Alors qu'à la première génération leurs parents n'ont voulu que s'assimiler et passer inaperçus, les jeunes des deuxième et troisième générations luttent pour le maintien ou la renaissance de leur culture d'origine. Des initiatives nées dans la communauté italienne - comme le musée de l'immigration à Houdeng-Goegnies (qui sauvegarde les fameuses baraques des premiers arrivés) ou le récent album de photo "Mémoria" - témoignent de la volonté des jeunes de voir revaloriser leur identité minoritaire, dépendante et défavorisée. La reconquête de leur identité est signe du rejet des complexes d'infériorité de la première génération, du refus d'être amené à s'évaluer soi-même selon des critères extérieurs défavorables.

La Wallonie de demain pourra-t-elle prendre en compte ce désir d'aborder à partir d'un passé différent - et peut-être autrement - la modernité? Acceptera-t-elle qu'on soit libre de devenir, avec une identité différente, ce que l'on veut être?

S'il existe des politiques de "paix sociale" il y aura peut être aussi une politique de "paix culturelle" à promouvoir. L'enseignement interculturel - où chaque groupe apporte aux autres les enrichissements de la culture dont il est porteur - est certainement un pas important vers la reconnaissance, dans l'école comme dans la société, d'une pluralité de cultures.

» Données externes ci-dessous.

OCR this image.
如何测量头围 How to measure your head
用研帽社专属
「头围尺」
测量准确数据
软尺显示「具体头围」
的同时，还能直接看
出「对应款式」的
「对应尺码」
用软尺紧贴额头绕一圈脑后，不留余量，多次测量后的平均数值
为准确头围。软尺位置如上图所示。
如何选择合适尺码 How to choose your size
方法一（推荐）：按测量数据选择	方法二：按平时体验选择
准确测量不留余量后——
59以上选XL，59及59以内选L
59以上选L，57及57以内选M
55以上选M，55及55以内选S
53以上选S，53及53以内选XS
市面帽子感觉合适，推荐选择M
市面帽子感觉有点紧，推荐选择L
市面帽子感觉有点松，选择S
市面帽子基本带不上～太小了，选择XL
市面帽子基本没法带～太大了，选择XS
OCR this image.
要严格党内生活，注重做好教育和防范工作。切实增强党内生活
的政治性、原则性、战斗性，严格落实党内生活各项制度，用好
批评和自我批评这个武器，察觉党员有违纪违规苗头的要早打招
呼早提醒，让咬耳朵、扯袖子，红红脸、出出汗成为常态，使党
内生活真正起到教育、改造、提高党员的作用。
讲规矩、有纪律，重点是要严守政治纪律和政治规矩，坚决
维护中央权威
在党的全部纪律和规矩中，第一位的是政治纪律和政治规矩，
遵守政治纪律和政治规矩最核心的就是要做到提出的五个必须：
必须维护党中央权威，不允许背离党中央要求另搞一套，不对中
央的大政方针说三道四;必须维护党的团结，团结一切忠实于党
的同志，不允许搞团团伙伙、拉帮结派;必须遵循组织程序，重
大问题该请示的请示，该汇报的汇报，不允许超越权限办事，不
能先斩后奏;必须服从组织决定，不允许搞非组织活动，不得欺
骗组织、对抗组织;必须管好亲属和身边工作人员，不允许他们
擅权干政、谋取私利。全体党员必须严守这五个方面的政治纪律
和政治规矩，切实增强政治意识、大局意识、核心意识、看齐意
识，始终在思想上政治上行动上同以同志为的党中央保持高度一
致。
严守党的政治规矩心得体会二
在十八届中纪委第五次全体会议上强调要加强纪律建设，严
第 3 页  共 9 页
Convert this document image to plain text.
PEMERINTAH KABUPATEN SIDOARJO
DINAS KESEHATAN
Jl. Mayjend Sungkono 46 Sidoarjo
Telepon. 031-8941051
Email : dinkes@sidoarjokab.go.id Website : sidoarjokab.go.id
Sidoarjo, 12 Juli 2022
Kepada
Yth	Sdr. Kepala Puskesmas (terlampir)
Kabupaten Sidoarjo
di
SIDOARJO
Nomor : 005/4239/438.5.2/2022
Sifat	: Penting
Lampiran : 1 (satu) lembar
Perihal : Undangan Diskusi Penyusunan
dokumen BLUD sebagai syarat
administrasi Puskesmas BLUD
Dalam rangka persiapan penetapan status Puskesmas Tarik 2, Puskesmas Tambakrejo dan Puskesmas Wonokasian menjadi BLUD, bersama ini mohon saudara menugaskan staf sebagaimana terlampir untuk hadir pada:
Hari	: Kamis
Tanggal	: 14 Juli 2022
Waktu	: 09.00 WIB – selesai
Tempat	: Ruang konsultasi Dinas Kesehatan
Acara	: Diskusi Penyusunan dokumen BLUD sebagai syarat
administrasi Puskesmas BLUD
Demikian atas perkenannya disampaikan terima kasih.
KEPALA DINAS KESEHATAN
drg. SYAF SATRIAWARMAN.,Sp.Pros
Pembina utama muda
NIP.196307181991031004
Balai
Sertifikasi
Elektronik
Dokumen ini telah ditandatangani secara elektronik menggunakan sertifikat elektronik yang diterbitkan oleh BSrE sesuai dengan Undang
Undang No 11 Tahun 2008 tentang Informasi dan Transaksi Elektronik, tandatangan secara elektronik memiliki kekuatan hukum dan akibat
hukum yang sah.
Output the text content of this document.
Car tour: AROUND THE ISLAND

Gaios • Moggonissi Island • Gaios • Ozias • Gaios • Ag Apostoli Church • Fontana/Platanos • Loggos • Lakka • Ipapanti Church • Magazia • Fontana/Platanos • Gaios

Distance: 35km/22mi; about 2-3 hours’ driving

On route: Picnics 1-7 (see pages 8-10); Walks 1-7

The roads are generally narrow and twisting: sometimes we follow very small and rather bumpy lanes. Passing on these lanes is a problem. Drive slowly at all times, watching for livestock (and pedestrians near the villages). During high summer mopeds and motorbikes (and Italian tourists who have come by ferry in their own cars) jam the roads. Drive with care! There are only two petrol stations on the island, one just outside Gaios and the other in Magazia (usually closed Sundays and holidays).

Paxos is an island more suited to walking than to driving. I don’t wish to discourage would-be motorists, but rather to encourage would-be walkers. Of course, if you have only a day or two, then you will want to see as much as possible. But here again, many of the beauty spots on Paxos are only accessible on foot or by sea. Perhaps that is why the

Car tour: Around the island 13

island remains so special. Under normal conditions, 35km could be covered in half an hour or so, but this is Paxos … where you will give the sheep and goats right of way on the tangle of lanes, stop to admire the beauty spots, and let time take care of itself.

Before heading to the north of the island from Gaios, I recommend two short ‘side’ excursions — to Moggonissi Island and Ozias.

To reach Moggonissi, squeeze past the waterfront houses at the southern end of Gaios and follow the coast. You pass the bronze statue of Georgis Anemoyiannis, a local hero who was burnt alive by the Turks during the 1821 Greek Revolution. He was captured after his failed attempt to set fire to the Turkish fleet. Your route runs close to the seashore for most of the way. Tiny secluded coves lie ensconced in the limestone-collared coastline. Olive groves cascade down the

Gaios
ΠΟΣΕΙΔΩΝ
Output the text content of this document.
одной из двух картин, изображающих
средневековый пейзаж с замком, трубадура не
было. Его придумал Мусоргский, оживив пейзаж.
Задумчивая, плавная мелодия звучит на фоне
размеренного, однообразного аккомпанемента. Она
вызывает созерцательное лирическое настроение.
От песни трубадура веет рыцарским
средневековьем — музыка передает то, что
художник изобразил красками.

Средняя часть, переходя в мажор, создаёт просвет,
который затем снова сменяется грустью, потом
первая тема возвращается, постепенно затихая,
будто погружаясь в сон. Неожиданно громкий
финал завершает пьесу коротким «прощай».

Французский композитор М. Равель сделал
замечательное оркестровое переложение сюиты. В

La valorisation des différentes cultures est d'ailleurs un gage d'intégration harmonieuse et il est plus facile de participer à une société qui admet votre identité. La référence culturelle unique est dépassée et la diversité apparaît de plus en plus comme une valeur pour tous. Plus personne ne songe sérieusement aujourd'hui à dire que le sentiment d'appartenance européenne empêche d'être un bon citoyen ou vice-versa. De même il n'est pas du tout impossible de s'identifier à plusieurs communautés de tailles diverses: les Turcs, de Wallonie, en Europe, citoyens du monde...

Même si dans un premier temps la Wallonie en construction voit d'un mauvais oeil une absence d'unité culturelle, c'est cependant dans cette voie que se trouvent les bases solides de son avenir. Des communautés qui ne sont pas contraintes à l'assimilation forcée mais se sentent reconnues dans leurs originalités culturelles finiront par se fixer plus profondément à ce pays où les hasards des déportations économiques les ont fait vivre. Si la Wallonie leur accorde aussi les droits politiques auxquels elles ont droit, elles risquent fort de s'y enraciner très loyalement. La "Wallonie au pluriel" serait alors un succès.